‘Killing Kennedy’ plays to non-conspiracy readers

Chris Banner

By A Contributor

It has been forty-nine years since President John F. Kennedy was assassinated. People may be divided into four groups, first, those who, perhaps passionately, believe that Lee Harvey Oswald acted alone in killing him; second, those who perhaps passionately, believe that some conspiracy group backed an assassin on the grassy knoll to kill him; third, those who are more interested in the glamour and dynamism of the president and his family than in who killed him; and fourth, those who really do not care who killed him or about the Kennedys in general.

O’Reilly and Dugan’s “Killing Kennedy” is for people in the first group. Incidentally, these two men are authors of the recent book “Killing Lincoln,” which was reviewed on these pages on October 16. Both books are currently on the bestseller list - quite an accomplishment for authors of non-fiction. O’Reilly is well known as the host of Fox News’ “The O’Reilly Factor.”

The second half of the book’s title refers to a musical Kennedy liked, “Camelot,” which was popular at the time. It had a line that there was a place where “there’s simply not a more congenial spot for happily-ever-aftering.” People hoped, after the Eisenhower years, that life would be better because of Kennedy’s presidency. As the title indicates, it did not turn out that way.

“Killing Kennedy” opens with the well-known, dramatic World War II story of Kennedy’s boat, PT109, being sunk and his heroic effort to save his sailors. It then jumps to 1961, after he has taken office, and goes on from there.

We see the young president as a dynamic, master politician dealing with such difficult and important issues as trying to remove Cuban President, Fidel Castro; ordering the Cuban Bay of Pigs invasion and facing the consequences if its failure; handling the Cuban missile crisis; dealing with the Soviet Union and its president, Nikita Khrushchev; witnessing the building of the Berlin wall; watching the U.S. gradually get sucked into the war in Vietnam because of the perceived communist threat and the widely held domino theory; and working with the leaders of the civil rights movement.

The reader also sees Kennedy deal with various people of power in Washington who really did not like or trust him. These individuals included Vice-President Lyndon Johnson, Allen Dulles of the CIA, J. Edgar Hoover of the FBI, the diplomatic corps and senior members of the military establishment.

We see him as a celebrity, associating with important and popular individuals in politics, the arts and entertainment and the civil rights movement.

We also see him as a family man, enjoying the company of his adoring wife, Jackie, and their two children. We live through Jackie’s loss of three babies.

We see him meeting his compulsive, adulterous needs which, if known by the public, would have ruined him. Although his activities were well known by members of the press corps at the time, they chose not to reveal them.
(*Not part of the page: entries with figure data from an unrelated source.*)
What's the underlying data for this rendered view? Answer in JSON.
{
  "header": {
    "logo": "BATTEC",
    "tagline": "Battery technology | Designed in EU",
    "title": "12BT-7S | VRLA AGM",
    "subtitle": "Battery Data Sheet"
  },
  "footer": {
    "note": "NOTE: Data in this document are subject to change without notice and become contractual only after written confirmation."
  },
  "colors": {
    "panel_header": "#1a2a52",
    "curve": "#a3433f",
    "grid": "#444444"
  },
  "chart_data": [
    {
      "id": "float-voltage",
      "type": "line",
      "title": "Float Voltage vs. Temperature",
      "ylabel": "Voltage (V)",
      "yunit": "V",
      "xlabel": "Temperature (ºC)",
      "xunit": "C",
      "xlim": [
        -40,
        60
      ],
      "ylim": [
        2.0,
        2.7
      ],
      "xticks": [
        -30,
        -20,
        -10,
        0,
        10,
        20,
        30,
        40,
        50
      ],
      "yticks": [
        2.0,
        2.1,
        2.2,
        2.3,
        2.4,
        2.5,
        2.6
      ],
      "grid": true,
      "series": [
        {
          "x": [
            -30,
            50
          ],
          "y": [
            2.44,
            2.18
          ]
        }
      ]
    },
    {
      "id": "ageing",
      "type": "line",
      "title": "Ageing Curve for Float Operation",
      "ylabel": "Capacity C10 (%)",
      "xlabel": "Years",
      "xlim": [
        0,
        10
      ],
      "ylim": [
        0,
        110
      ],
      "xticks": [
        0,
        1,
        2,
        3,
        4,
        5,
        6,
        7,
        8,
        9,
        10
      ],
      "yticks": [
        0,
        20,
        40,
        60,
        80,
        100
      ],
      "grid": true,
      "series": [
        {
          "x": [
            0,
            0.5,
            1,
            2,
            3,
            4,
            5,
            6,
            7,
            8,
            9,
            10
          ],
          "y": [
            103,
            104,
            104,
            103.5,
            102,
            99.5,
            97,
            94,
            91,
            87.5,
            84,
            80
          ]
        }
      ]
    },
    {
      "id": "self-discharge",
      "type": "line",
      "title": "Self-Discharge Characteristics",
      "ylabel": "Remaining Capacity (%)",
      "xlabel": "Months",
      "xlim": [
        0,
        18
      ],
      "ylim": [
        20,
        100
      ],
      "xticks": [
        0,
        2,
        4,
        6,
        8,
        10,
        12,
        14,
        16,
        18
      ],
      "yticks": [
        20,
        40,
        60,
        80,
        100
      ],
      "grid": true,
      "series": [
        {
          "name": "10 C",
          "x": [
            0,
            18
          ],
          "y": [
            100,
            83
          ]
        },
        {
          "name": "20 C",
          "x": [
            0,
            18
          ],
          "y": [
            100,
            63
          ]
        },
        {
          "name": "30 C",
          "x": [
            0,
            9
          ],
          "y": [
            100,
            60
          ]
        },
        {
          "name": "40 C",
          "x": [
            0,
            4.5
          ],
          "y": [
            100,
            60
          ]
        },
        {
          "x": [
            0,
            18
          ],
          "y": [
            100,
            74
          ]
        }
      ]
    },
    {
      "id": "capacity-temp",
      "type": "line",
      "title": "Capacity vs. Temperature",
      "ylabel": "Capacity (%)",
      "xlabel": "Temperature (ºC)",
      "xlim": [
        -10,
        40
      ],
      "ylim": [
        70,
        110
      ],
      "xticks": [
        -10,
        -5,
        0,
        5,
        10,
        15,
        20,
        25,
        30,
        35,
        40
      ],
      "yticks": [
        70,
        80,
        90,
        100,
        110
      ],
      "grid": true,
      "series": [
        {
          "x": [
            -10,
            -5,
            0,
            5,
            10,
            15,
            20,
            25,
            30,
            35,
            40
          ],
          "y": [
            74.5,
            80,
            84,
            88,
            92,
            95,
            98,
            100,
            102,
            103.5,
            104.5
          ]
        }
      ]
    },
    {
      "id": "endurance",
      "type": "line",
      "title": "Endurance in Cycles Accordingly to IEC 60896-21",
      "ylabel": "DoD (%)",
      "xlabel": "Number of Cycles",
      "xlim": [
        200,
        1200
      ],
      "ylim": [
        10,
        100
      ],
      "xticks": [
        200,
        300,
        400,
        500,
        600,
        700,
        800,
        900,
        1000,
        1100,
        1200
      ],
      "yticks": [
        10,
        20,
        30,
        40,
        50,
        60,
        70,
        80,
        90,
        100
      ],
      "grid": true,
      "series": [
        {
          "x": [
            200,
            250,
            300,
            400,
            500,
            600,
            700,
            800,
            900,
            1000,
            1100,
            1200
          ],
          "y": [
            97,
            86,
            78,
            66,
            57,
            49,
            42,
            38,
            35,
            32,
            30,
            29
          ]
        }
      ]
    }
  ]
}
We also follow the life and activities of his assassin, Lee Harvey Oswald. We find out when he joined the Marines; why he defected to the Soviet Union and then returned to the U.S.; his attempt to move to Cuba; his marital problems; and finally, his killing of Kennedy, being captured and being slain by Jack Ruby. We also hear him say after his capture “I am just a patsy,” which has inspired countless theories of conspiracy that the authors categorically and emphatically deny.

In all, “Killing Kennedy” makes his life, activities and times come alive to readers who might not know much of him fifty years later.

This book has several good features.

It tells us from time to time how much longer Kennedy has to live, thereby adding unity to the tale and building tension. It has maps, which are useful in following the action in the narrative. The chapters are divided into sections about one page long, which go back and forth between issues and personalities.

This helps the reader follow several different story lines at the same time and to maintain human interest. The photos are placed with their associated text. The ‘afterword’ tells what became of the major characters.

This book also has some problems. One is that the ‘sources’ are weak.

There is neither a real citation section nor a real bibliography; it does not help the advanced reader to check up on specific facts but is probably good enough for the ordinary reader.

A greater problem is that this book basically ends with Jack Ruby killing Lee Harvey Oswald, and Jackie’s grief at loosing her husband. This simple ending is consistent with the authors’ belief that Oswald acted alone but it leaves out conflicting statements of how Kennedy’s body was handled, the autopsies’ results and a lot of other controversies that the conspiracy believers seize upon. Perhaps this is permissible in a book written for popular reading but it is not good scholarship.

As the book’s place on the best seller list indicates it is a quick and easy, well written read that is difficult to put down.

If you are in one of the first three groups mentioned at the beginning of this review you will be interested to know that the Manhattan Public Library has on its shelves more than fifty books about who killed the President Kennedy and the Kennedys in general.

You could start your reading with “Killing Kennedy” and then visit the library for more. If you are in the fourth group, you probably will not want to bother.